Я спросил, смотрел ли кто-нибудь материал. Дукельский мне не ответил и сказал:
– Сами посмотрите, и внимательно. Если все так, как говорят, то предупредите режиссера, что слухи дошли наверх, – он показал пальцем на потолок, – про эти лапти. Поезжайте сегодня же.
Я выехал в Киев. Прибыл, как всегда, утром. Машина уже ждала, и директор картины Рогозовский повез меня прямо в «Континенталь», где был забронирован номер. Рогозовский передал, чтоб я спускался в ресторан, Александр Петрович заедет в гостиницу и вместе поедем на просмотр.
Я побрился и спустился в ресторан. Утром он почти пуст, и я сразу увидел Довженко. Он сидел за столиком с Самойловым – «Щорсом», спиной ко мне, с ним сидел еще какой-то мужчина.

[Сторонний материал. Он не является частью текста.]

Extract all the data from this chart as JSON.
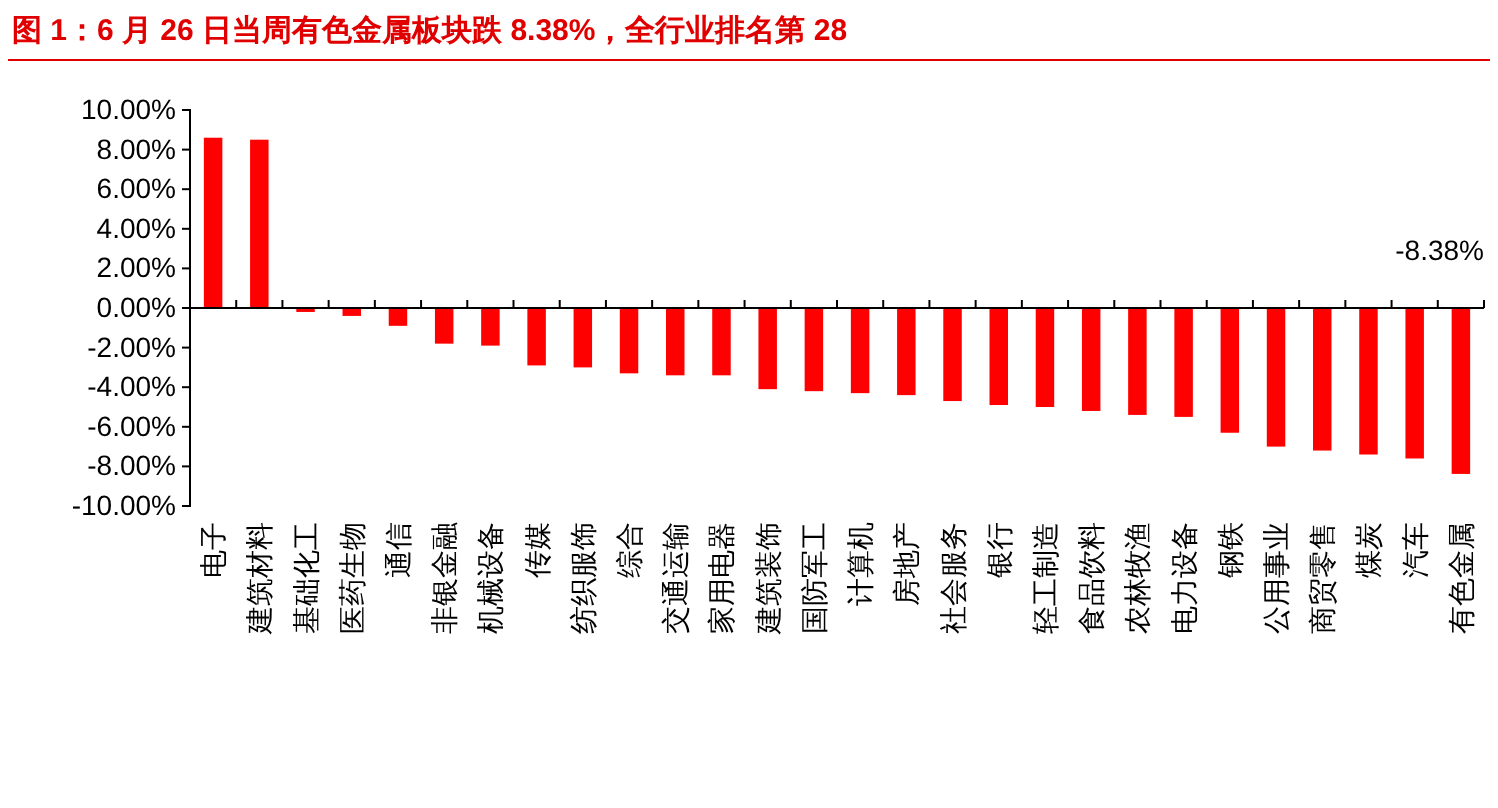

Александр Петрович приветливо помахал рукой, и я подошел к столику. Мужчина обернулся. Это был Мейерхольд.
Александр Петрович познакомил меня.
Самойлову было двадцать два – двадцать три года. Он был очень красив и интеллигентен. Мейерхольд же выглядел усталым и озабоченным. Александр Петрович представил меня не только как редактора, но и как своего близкого знакомого, поэтому беседа продолжалась непринужденно.
Театр имени Мейерхольда был уже закрыт, и передо мной сидел опальный Мейерхольд. Хотя он участвовал в общем разговоре, порой даже увлеченно, но у меня сложилось впечатление, что он постоянно погружен в свои мысли, все время к ним возвращается.
Самойлов был его учеником – именно Мейерхольд рекомендовал молодого актера на роль Щорса. Женя был крайне воодушевлен и взволнован приездом учителя, видимо, внутренне трепетал. Я же, узнав, что фильм вместе с нами будет смотреть Мейерхольд, быстро поел, так как почувствовал: Довженко ждет этого просмотра с волнением. Мы поехали на студию.
Мейерхольд давно не был в Киеве и расспрашивал по дороге о городе, а на студии не бывал вообще. В те годы это была одна из лучших студий, а новый павильон, в котором снимал Довженко, и по сей день называется «щорсовским».
Вскоре начался просмотр. В зале было лишь несколько человек, операторов. Материал «Щорса» никому не показывали, даже группе.
Впервые фильм на двух пленках смотрели Мейерхольд, Солнцева, Бодик (второй режиссер), Самойлов и я. За микшером сидели Довженко с монтажницей.
По тому времени «Щорс» был одной из самых длинных картин. «Золотым» и нерушимым метражом считалось 2400 метров. Мы же смотрели около 4000 метров. Если обычный метраж состоял из 8 частей, то «Щорс» – из 14, кажется, лишь «Ленин в 1918 году» приближался к нему по метражу.
Фильм смотрелся напряженно, трагические сцены перемежались полными юмора и лукавства. Но все-таки местами ощущалась перегрузка материалом: столь густо насыщенным и многослойным был каждый кадр, что терялся ритм. Нужно было сократить кое-где проезды, батальные сцены.
Я не пишу свое мнение о картине – оно выражено в моей статье, которой открывалось обсуждение фильма на страницах газеты «Кино». Поначалу в моей голове неуклонно гвоздилось все то, о чем мне говорил Дукельский, но постепенно это отошло, я вошел в поток фильма и отдался ему. Изредка я смотрел на лицо Мейерхольда, пытаясь угадать его впечатление: он смотрел оживленно, иногда чуть приподымаясь, еще внимательнее всматриваясь в экран, иногда откидываясь и как-то расслабляясь. На него посматривала и Юлия Ипполитовна.